We’ve made tremendous progress as an industry in decreasing the size, cost and power requirements of chips concurrently through Moore’s Law scaling. Between 1956 with the Univac I (1,900 floating-point operations per second for 125 kW) and the supercomputers of today (Wikipedia cites tests on a RIKEN at 6673.8 MFLOPS/watt), we’ve decreased the power cost of a floating-point operation by roughly a factor of 400 billion—that’s a difficult number to grasp. To put this in perspective, let’s consider another performance-per-power analogy, specifically mileage-per-gallon: if we started from a baseline of 15 mpg with the Model T and improved this by a factor of 400 billion, cars could go 6 trillion miles on a gallon, which is roughly one light year or a quarter of the distance to the nearest star, or have enough gas to make round trips to Pluto more than 500 times. Cars would also cost less than a penny.

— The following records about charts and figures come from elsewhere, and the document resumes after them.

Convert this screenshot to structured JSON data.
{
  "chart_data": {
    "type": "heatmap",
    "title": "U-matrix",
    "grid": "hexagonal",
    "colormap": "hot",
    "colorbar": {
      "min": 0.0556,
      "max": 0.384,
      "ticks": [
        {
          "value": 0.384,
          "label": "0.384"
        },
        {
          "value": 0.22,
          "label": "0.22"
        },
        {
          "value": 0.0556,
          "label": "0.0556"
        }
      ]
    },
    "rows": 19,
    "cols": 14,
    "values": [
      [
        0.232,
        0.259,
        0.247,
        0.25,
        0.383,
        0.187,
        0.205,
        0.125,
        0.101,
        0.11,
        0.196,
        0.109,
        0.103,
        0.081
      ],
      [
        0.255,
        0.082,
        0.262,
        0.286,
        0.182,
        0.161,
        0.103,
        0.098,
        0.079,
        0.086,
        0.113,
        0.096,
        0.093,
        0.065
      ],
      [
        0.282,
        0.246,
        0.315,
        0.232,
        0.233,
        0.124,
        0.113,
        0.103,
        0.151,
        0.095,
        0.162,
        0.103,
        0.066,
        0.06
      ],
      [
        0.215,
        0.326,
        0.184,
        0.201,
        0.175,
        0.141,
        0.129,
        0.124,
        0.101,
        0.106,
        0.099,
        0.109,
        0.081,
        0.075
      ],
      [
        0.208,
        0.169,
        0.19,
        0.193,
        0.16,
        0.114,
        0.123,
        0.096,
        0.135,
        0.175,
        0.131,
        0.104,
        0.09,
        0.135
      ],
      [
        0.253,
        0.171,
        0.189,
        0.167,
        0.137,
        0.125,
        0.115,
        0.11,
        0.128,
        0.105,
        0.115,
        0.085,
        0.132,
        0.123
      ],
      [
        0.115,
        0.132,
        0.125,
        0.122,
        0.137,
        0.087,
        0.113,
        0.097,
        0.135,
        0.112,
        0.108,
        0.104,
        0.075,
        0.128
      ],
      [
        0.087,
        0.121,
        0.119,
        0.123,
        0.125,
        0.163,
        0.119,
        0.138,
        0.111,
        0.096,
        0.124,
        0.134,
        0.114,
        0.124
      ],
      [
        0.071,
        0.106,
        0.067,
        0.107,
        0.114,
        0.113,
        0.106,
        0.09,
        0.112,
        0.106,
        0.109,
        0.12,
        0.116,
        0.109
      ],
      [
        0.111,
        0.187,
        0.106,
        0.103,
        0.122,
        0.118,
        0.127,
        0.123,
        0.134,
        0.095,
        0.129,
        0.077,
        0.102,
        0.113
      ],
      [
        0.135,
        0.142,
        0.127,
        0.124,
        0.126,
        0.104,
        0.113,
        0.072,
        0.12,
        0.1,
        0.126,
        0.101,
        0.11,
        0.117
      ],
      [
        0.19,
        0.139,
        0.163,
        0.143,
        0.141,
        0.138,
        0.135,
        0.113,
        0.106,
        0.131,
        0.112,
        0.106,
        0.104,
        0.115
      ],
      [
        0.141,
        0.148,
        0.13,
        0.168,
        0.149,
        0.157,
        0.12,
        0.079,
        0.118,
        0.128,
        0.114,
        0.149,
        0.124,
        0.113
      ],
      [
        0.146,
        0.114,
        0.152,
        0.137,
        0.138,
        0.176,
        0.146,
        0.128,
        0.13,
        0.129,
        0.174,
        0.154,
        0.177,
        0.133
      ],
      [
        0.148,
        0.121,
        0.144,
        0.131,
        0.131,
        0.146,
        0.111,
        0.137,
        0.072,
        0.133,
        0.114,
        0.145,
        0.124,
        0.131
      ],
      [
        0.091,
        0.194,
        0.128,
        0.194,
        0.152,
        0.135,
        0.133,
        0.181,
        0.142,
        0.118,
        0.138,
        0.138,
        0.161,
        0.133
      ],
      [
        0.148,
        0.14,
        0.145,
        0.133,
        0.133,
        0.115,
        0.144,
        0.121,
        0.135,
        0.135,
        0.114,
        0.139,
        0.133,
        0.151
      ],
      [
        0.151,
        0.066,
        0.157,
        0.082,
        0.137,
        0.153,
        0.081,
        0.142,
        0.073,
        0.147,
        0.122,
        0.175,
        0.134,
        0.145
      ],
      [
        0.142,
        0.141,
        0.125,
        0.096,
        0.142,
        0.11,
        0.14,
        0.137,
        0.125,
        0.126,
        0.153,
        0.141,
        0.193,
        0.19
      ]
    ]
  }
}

This triple win of power-cost-performance from scaling (or making things smaller costs less because it uses less silicon and less power for the same performance) has allowed the industry to be less reliant on disrupting the traditional Von Neumann compute paradigm. Von Neumann computing, at its heart, is about taking input data and moving it between memory where it’s stored and logic where it’s manipulated to the rhythm of a clock. All data is stored in memory and then transported to a calculation engine. Shuttling around all this data carries with it a significant power and performance tax that’s largely been masked due to the astounding progress made through Moore’s Law scaling. Additionally, if we think about the Von Neumann clock ticks or compute cycles, the physical movement of the data takes more energy and compute cycles than the actual computation. The separation of memory and logic is core to the Von Neumann paradigm, but biology figured out a better way—doing the compute in memory.
When you look at the latest product descriptions for GPUs or for CPUs, it becomes clear that the focus and marketing are on how much memory is incorporated locally or on chip. Chips work faster and perform better if they can cycle the data locally or on chip a few times before having to send data via the motherboard all the way back to DRAM or non-volatile storage. There are many clever ways to improve the power efficiency of the Von Neumann paradigm that all involve “near memory”—getting memory elements closer to logic elements. Packaging different chips together in very close proximity and putting more memory on die are vectors that Applied Materials is also actively engaged on supporting.
While the industry has made great progress improving the power efficiency of computing, biology has architected a far more power-efficient strategy; in the brain, we store data in the same place where we do the compute. I’m told we either check the weighting at a typical synapse/neuron and/or tweak its value and all of them work in parallel to drive biological logic. This is far more power efficient than constantly moving things back and forth between two discrete environments.
Ultimately, the goal of our project funded by DARPA as part of the Electronics Resurgence Initiative (ERI) is to take systems beyond the Von Neumann architecture to “in-memory compute.” By having a correlated electron element that can be programmed to a discrete resistance value and state, and then convolving these elements with different weightings to one another we can build systems that approximate synapses and neurons. If we take memory elements and organize them into an array we can program elements, leveraging the right engineered materials to different resistance values. In this arrangement we can organize many weight values (based on the resistance of the element) and interrelate them via the array. This gets us closer to the efficiency of a biological system.
In many respects, the challenge isn’t in developing the paradigm; it’s in developing materials that can enable the paradigm. There are multiple vectors Applied Materials is pursuing to enable neuromorphic compute through materials innovation, with our correlated electron work being one of the many materials-enabled approaches.
Since I’ve last updated you, the team has been doing great work diligently preparing upwards of 1,800 different samples of many different compositions, with a lot of help on evaluating the electrical characteristics and the directions to explore by our collaborators at the University of British Columbia, the University of Colorado Boulder, Arm and Symetrix. We’re getting close to narrowing down to a specific materials system for the second phase of our project and I look forward to updating you again on our progress in the next couple of months.